Village in Pomeranian Voivodeship, Poland

Tymawa is a village in the administrative district of Gmina Gniew, within Tczew County, Pomeranian Voivodeship, in northern Poland. It is located within the ethnocultural region of Kociewie in the historic region of Pomerania.

==History==
The village was given to the Order of Calatrava for protection against the Prussians in 1227. But they did not hold it for long and abandoned the endeavour by 1245.

Tymawa was a royal village of the Polish Crown, administratively located in the Tczew County in the Pomeranian Voivodeship. During the Reformation, the local church briefly passed to Protestants, however, in 1596 it was restored to Catholics by Bishop Hieronim Rozdrażewski. In 1632, King Władysław IV Vasa confirmed the possession of six włókas of land by the local sołtys. In 1780, the village was inhabited by 206 Catholics and two non-Catholics. In 1885, it had a population of 455.

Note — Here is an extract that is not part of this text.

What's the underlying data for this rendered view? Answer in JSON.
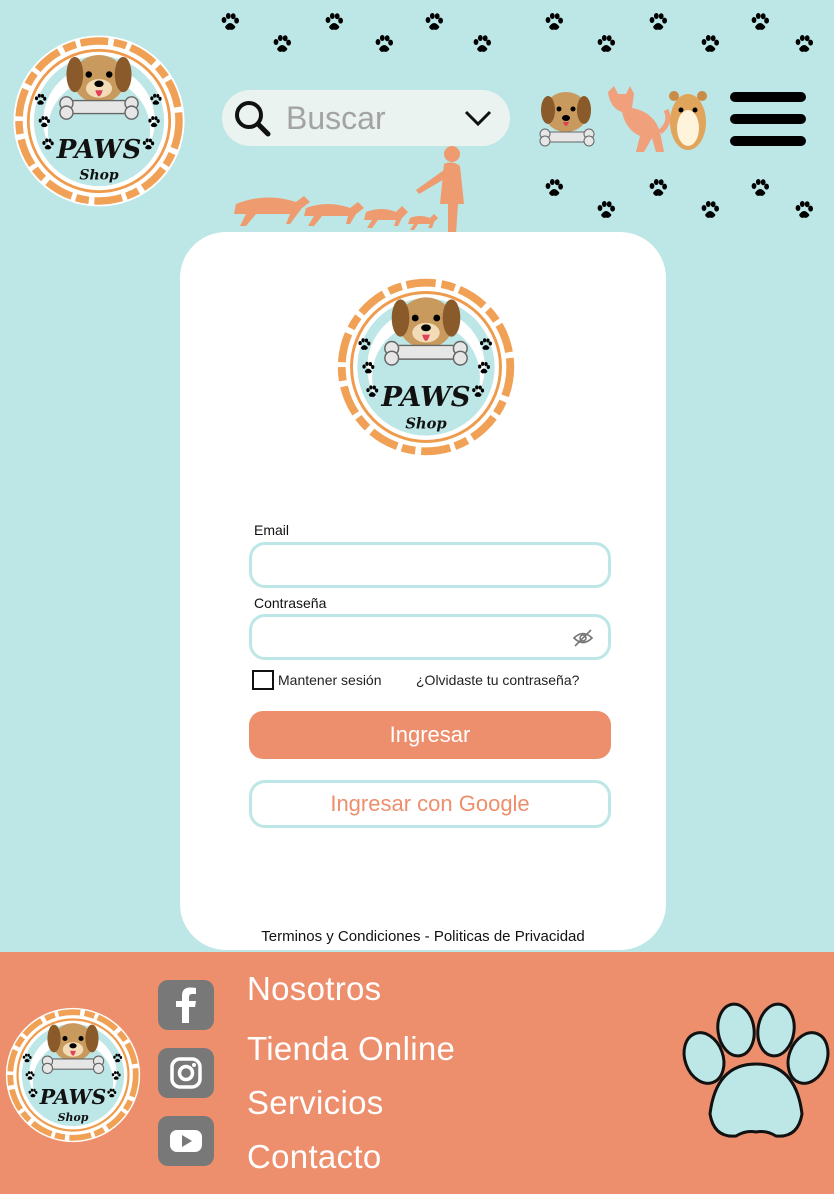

During the German occupation of Poland (World War II), in 1939, the local Polish parish priest was murdered by the Germans during large massacres of Poles in the Szpęgawski Forest, and in 1941, the Einsatzkompanie Gotenhafen, Schutzpolizei and SS carried out expulsions of Polish farmers, who were then enslaved as forced labour and sent either to German colonists in the region or to Germany, while their farms were handed over to German colonists as part of the Lebensraum policy.